Now when you do go out, protect your camera.

Back in the Paleolithic area when I started taking pictures the biggest cold weather fear was condensation between the lens elements. Want to ruin an expensive lens fast? Take it from a seventy degree studio out into thirty degree weather and watch as the water forms inside the elements where you can’t get at it. If you are lucky, letting it sit for a week or so in a warm dry place will evaporate out the moisture. If not, you have a most interesting bookend.

Now the big problem is battery life. You don’t even think about your batteries, you charge the camera when it runs down and you forget about it until you want to use it and the battery is dead cause it sat on a shelf for half a year and didn’t move and now you are fit to be tied cause Brad Pitt parked his yacht in the channel and took a swim across to the north spit in the buff and your camera was a doorstop.

Cold can suck the life out of a battery in half an hour. Don’t take your camera out in the cold without giving some thought to how to keep it warm.

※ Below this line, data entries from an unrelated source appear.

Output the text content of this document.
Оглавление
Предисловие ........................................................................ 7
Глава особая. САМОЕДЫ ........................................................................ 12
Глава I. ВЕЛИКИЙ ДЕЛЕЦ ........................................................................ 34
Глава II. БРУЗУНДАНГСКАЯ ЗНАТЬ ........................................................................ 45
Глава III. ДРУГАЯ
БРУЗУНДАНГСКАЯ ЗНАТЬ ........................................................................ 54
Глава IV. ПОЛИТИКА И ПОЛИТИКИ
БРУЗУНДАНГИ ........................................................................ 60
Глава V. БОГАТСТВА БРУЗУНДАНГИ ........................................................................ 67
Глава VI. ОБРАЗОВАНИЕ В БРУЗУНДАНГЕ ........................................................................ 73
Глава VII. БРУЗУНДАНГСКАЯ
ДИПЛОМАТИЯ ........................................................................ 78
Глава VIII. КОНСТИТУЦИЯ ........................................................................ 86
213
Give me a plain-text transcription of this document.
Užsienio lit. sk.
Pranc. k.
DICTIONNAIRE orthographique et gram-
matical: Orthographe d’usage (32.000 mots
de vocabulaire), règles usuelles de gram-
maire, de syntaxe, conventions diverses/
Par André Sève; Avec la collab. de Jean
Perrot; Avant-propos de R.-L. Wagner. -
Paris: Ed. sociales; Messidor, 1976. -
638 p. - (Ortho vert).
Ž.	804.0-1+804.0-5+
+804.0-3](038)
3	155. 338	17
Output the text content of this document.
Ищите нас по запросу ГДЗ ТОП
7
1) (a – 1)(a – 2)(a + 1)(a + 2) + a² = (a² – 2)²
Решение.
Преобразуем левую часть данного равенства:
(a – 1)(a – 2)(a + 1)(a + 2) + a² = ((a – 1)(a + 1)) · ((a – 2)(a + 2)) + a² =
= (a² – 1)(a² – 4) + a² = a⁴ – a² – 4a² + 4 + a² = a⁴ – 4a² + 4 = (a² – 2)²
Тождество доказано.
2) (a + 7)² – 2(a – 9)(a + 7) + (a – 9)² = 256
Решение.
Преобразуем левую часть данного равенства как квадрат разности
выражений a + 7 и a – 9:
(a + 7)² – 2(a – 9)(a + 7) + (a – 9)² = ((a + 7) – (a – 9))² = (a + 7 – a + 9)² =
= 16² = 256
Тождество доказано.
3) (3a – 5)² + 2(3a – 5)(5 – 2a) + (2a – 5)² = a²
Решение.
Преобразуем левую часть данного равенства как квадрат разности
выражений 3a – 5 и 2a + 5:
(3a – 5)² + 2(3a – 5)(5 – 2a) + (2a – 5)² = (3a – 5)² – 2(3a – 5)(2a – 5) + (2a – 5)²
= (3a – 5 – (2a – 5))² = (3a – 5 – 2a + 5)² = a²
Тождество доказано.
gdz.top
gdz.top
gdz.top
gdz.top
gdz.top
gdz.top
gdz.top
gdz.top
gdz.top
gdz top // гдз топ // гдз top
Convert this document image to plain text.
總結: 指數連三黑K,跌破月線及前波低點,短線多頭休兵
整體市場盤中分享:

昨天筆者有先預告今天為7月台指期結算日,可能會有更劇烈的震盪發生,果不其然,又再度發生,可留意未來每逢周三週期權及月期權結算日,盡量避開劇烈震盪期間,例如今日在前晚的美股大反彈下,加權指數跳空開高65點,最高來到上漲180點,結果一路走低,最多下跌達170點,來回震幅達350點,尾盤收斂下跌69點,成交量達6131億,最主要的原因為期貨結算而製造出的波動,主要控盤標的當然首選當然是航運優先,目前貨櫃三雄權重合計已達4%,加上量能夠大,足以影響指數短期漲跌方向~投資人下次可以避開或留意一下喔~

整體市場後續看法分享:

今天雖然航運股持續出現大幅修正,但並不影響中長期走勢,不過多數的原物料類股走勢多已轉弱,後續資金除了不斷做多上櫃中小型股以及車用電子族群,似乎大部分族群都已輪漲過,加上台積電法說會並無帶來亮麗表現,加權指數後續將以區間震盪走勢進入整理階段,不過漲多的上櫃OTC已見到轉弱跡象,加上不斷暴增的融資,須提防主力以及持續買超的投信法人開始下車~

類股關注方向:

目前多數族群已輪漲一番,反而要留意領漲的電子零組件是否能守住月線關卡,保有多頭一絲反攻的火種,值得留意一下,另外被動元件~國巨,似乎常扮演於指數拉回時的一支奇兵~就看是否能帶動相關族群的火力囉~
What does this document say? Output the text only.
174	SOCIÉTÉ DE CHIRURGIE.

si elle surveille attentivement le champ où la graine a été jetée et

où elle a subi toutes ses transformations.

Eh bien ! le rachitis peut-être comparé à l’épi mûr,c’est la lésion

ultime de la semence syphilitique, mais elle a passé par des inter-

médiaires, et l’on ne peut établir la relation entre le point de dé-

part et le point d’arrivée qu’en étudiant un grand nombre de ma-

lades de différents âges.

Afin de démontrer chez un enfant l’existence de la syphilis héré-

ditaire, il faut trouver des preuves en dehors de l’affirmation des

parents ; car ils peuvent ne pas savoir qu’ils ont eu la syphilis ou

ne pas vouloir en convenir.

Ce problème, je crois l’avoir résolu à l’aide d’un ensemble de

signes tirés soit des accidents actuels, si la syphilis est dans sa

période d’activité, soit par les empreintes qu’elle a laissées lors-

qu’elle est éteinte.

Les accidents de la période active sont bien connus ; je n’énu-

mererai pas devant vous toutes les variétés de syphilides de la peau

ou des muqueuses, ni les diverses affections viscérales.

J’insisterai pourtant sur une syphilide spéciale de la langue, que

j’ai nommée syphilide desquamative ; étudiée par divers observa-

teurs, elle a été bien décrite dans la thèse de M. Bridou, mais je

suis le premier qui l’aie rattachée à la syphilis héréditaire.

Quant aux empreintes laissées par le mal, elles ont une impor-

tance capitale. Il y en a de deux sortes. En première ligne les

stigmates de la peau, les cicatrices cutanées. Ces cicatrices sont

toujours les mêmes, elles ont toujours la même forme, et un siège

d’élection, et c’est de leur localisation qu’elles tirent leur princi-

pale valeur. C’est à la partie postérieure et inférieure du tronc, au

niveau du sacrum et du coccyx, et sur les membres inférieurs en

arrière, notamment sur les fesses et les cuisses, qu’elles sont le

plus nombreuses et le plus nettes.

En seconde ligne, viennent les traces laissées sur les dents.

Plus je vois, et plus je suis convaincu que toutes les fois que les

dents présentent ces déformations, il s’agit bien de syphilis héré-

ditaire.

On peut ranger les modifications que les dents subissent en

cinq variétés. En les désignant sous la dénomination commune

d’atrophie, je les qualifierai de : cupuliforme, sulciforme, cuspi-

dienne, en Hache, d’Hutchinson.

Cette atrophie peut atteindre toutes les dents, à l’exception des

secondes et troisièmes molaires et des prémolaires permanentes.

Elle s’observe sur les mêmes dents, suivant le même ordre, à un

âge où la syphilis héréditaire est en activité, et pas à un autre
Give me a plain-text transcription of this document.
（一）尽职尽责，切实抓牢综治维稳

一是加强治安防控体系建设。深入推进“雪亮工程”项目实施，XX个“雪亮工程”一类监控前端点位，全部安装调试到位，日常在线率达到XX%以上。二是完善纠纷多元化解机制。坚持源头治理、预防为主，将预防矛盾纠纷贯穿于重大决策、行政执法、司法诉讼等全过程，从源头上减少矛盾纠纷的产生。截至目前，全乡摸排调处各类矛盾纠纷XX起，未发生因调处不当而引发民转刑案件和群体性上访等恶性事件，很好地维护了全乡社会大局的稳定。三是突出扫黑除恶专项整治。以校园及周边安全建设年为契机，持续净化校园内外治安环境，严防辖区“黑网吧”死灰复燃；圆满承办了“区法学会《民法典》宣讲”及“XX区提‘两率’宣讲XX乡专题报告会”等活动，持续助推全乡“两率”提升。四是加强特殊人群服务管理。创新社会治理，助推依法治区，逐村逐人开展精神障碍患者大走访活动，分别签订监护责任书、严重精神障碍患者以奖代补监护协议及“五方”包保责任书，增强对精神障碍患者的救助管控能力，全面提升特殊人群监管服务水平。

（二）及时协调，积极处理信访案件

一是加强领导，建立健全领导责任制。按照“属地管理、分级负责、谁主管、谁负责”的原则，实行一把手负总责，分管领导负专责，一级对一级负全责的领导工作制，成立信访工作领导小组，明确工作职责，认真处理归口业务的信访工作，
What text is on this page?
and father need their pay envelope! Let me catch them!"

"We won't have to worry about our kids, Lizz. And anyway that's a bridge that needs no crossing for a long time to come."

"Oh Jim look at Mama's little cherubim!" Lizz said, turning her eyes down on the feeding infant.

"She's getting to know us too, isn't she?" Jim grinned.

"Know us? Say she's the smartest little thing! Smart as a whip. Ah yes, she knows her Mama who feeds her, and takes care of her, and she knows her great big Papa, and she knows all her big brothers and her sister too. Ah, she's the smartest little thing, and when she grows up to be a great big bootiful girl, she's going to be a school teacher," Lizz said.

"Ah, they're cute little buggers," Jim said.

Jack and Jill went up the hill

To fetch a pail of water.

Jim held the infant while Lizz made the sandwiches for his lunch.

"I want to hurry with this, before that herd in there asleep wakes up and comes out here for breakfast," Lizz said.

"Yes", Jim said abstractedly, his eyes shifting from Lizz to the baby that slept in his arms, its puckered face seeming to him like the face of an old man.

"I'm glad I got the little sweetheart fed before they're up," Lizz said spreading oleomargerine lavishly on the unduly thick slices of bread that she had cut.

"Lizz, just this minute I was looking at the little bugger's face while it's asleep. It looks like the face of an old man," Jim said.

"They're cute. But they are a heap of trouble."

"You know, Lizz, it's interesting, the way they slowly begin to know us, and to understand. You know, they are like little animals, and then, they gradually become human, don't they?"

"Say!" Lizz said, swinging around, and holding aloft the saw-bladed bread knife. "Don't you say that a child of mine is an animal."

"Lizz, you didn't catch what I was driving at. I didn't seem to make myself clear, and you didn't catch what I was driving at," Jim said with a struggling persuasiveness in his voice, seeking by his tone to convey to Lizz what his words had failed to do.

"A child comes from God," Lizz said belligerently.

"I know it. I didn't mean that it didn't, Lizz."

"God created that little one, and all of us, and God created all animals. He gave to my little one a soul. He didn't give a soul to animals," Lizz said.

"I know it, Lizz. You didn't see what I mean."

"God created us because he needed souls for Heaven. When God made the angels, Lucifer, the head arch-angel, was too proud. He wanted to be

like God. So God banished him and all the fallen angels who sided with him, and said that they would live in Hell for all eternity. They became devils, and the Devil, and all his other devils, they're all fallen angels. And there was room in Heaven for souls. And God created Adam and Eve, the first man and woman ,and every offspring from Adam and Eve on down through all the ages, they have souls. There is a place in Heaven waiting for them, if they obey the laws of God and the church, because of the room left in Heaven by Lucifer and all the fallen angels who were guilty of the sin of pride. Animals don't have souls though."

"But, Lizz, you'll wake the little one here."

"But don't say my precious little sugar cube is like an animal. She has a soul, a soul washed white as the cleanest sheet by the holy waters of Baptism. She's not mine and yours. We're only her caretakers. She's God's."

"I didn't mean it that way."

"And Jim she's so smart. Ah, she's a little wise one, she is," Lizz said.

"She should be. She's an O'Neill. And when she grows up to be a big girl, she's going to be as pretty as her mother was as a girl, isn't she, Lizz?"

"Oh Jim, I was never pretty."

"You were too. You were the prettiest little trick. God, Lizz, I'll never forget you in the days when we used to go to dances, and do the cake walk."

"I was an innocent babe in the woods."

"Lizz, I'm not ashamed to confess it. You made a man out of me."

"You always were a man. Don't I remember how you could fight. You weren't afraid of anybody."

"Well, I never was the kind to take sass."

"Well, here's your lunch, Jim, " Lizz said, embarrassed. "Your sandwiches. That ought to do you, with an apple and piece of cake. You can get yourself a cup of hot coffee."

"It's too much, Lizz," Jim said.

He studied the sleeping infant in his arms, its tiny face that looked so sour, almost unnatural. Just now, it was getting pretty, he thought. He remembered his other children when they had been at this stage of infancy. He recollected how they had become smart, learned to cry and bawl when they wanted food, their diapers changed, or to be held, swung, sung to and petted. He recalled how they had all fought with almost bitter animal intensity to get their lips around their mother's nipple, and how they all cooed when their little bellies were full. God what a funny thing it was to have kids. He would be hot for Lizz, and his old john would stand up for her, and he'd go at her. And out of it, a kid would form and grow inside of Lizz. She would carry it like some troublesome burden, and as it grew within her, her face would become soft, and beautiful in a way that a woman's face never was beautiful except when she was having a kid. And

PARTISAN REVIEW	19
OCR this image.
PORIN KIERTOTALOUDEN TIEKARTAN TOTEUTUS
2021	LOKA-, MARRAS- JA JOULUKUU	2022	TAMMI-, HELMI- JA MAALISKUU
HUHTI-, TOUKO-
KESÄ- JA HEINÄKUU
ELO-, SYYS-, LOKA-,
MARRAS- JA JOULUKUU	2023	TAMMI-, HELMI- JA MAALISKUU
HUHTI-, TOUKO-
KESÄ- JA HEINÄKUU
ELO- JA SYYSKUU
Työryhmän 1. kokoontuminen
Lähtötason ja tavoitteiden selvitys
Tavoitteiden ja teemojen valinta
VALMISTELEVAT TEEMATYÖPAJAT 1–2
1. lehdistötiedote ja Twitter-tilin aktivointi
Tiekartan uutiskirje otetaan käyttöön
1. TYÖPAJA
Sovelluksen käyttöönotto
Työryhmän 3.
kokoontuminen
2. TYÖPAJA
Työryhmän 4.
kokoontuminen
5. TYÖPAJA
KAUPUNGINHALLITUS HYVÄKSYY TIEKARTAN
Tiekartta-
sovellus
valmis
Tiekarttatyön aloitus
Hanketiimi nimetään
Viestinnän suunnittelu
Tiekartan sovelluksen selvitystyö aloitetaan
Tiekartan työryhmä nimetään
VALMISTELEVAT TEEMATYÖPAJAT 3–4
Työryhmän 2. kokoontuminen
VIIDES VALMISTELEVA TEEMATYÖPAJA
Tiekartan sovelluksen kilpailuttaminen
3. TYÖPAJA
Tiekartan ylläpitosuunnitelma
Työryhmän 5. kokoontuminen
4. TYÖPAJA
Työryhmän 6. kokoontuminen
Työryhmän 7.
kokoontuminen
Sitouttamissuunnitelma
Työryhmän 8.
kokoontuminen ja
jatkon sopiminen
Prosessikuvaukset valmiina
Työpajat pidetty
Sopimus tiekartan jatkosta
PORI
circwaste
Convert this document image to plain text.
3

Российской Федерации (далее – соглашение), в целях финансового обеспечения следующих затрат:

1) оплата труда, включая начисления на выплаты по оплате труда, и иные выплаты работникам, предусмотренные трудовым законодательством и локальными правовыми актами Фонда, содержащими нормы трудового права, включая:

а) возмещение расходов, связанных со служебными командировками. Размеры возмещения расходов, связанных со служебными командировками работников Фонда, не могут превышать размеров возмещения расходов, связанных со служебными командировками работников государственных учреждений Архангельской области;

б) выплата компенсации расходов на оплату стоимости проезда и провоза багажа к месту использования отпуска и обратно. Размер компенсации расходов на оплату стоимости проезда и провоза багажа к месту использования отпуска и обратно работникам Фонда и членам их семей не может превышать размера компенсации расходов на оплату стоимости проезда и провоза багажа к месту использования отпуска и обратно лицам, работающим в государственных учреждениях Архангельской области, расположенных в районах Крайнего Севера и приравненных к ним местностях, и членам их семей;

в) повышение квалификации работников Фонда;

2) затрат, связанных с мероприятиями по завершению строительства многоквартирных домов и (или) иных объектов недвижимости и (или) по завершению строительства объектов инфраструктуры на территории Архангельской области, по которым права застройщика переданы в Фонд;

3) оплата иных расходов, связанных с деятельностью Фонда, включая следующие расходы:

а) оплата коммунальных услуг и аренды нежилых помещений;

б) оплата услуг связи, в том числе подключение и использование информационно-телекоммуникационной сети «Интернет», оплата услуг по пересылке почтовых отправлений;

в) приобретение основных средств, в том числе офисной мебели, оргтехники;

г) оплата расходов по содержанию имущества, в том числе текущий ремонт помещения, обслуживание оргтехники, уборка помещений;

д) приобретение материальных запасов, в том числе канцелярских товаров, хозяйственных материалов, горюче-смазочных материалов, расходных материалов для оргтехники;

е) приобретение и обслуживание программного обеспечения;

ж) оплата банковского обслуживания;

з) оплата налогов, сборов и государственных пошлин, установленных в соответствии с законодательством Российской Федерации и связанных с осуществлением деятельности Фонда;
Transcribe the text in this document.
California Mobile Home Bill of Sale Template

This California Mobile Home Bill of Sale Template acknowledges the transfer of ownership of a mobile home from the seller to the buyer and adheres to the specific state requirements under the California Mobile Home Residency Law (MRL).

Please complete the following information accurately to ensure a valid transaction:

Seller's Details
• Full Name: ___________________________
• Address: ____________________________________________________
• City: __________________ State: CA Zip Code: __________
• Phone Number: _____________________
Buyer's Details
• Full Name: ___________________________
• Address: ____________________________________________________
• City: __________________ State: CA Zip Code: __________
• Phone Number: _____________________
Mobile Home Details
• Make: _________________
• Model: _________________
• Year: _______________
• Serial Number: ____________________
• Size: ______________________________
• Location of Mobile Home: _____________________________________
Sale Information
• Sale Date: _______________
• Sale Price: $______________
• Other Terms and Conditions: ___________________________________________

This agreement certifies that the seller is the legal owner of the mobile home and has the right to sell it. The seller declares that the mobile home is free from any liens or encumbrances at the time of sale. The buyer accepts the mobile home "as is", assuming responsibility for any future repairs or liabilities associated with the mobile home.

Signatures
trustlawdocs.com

Now the easiest way, for those of you who are goil sort of people and if you are a small guy this works too, buy a jacket a coupla sizes too big. No silly, this is your utility jacket, get it at Goodwill or the Hospice or the Salvation Army, the object is to keep you and your camera warm, not impress the tar out of George Clooney.

See if it is too big you can tuck the camera between your warm body, your body is still warm isn’t it, and the jacket and keep the camera and your bod warm and ready for action. When you want to take a picture pull it out take the picture and put it right back inside where it will stay warm and safe and the batteries will live to go stale on your shelf.

This will also help acclimatize the lens so that condensation doesn’t get inside the elements. This isn’t the problem it was when 35 mm was king, the new digital cameras use lenses which are smaller in size while being bigger in reach and they have tighter construction so water isn’t as welcome as it once was.

Once you get your pictures and get back in the house get them out of the camera so that even if there is some lasting effect from the cold they won’t get eaten.

And why would you go to all of this trouble?

Because the light on cold bitter days does good things and even the most common objects start to look like fine art.



Not being able to keep my hands off it I did give it a little tweak.



Okay, so I did more than a little tweak.



But I couldn’t have done any of it without going out into the cold.

Oh yes, not once did I encounter any witches with or without extremely cold…noses!